Some of the signs and symptoms of TMJ include an increased sensitivity of teeth, cracked and or worn out teeth, headaches, jaw pain, clicking or grating sounds on the jaw joints and limited mobility of mouth opening. Bruxism is a common cause for TMJ problems.


And with tooth enamel wearing off with ageing leaving teeth vulnerable to damage and decay and there is also tooth loss, treating teeth grinding and jaw clenching is important. If left untreated, what can happen overtime? Can bruxism go away with time?

Teeth may get increasing shorter or may crack, leading to expensive and complicated dental treatment. In most cases, bruxism continues throughout life but the intensity varies.


One mode of treatment is a night guard but this might be difficult as it is big and bulky, and uncomfortable to wear. What other options are there?
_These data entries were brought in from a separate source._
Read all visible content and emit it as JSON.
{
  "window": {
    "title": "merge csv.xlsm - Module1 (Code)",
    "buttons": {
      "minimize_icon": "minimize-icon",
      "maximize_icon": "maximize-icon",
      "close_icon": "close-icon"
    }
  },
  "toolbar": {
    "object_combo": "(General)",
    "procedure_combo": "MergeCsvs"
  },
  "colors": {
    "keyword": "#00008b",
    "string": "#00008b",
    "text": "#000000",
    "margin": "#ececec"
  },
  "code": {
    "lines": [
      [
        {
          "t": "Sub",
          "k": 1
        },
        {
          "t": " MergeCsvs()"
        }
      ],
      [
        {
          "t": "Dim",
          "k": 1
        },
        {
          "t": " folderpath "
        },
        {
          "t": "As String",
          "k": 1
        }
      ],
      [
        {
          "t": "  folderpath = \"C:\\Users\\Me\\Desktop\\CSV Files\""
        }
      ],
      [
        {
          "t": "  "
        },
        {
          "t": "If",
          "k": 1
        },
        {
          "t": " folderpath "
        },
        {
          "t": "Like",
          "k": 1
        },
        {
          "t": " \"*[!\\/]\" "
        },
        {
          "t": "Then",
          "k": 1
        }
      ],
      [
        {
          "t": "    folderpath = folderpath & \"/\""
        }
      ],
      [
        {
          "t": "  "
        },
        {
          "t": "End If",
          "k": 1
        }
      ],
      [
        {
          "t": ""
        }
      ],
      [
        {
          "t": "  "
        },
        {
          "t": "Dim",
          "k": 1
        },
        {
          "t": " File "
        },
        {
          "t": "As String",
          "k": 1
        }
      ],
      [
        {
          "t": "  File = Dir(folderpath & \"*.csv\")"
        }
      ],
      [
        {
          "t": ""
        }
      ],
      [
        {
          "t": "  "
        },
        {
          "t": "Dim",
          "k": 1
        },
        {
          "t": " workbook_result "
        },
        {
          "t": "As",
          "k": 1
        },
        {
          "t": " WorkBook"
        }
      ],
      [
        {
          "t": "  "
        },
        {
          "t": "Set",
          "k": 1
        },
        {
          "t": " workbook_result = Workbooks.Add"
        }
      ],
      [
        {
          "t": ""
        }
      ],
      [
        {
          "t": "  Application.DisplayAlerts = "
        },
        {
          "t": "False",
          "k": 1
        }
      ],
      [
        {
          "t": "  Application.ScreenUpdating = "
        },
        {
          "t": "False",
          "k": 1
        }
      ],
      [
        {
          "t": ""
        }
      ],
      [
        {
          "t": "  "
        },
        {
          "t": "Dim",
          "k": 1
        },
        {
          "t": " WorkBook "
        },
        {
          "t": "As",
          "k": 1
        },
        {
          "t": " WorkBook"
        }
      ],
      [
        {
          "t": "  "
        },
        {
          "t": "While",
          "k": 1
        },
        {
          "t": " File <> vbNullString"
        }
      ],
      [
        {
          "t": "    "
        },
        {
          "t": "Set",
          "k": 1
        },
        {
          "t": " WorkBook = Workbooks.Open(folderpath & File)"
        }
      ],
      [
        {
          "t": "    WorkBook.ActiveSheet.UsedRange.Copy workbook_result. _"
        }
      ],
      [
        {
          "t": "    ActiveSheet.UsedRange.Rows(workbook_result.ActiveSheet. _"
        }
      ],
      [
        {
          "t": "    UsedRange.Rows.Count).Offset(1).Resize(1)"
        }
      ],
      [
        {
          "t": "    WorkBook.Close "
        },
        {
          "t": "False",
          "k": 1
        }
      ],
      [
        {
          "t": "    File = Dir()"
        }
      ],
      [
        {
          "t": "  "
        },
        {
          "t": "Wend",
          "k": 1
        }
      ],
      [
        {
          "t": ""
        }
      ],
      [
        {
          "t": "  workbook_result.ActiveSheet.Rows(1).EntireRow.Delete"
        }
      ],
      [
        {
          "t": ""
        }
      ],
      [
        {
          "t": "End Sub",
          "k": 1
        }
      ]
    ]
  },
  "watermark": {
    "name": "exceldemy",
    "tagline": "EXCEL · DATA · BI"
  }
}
I heard Botox can be effective in some instances.

Botulinum toxin or Botox is found to reduce the bruxism events and is useful in acute painful episodes but often need repeated injections to the jaw muscles after four to six months.

I find that engaging in psychological therapy and counselling has helped me better understand my patients. This has allowed me to find the most suitable treatment for them, and usually leads to a more sustainable treatment plan.